Madondo, who hails from Richmond near Pietermaritzburg, admitted in his videotaped confession to stripping Mdadane of his clothing so that he would not be identified.
Madondo used Mdadane’s identification to open a bank account and lease an apartment.
“It ended up within two weeks of being here he committed two other murders that we believe was motivated by money. We believe he was motivated by money. All four of the murders were committed with the same weapon.”
Rose said that Madondo would be incarcerated in the state prison in the city of Los Lunas, but that he expected Madondo to be extradited to Ohio by January or February next year.
In Ohio, Lieutenant David Whiddon said: “We sent two detectives to hear the sentencing. They arrived there (in Tucumcari) for the sentencing.

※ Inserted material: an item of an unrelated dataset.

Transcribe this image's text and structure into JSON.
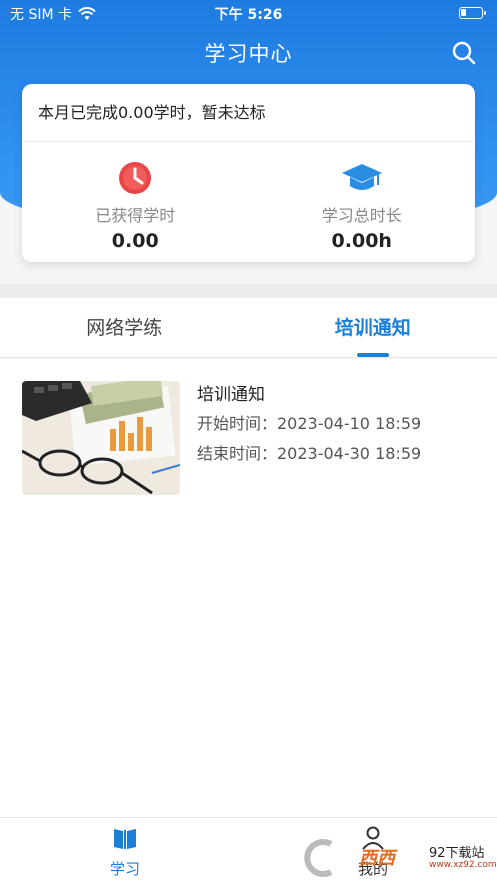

They will also take possession of the evidence from the New Mexico police.”
Whiddon said that until Madondo had made his confession 2011, the Akron detectives had not linked him to Hilder’s murder and he did not believe that link would have been made.
He said that since the confession though, forensic evidence had tied Madondo to the crime scene, although he declined to say what that evidence was.
Detective Kevin Sink, from Butler Township police department could not immediately be reached for comment.
Rose said that should Madondo receive jail terms for the Ohio murders, he would first have to serve out his New Mexico sentence.
However, in the event that Madondo is handed the death penalty in Ohio, then that would in all probably be the first sentence to be carried out following an exhaustive process of appeals.
In Ohio Madondo faces a charge of aggravated murder, aggravated robbery and aggravated burglary for the killing of Hilder.
Aggravated murder carries the death penalty in Ohio and according to the Ohio Department of Rehabilitation and Correction the last execution was carried out in January 2014.
There are currently 139 men and one woman in the Ohio on death row with the next execution scheduled for January 2017.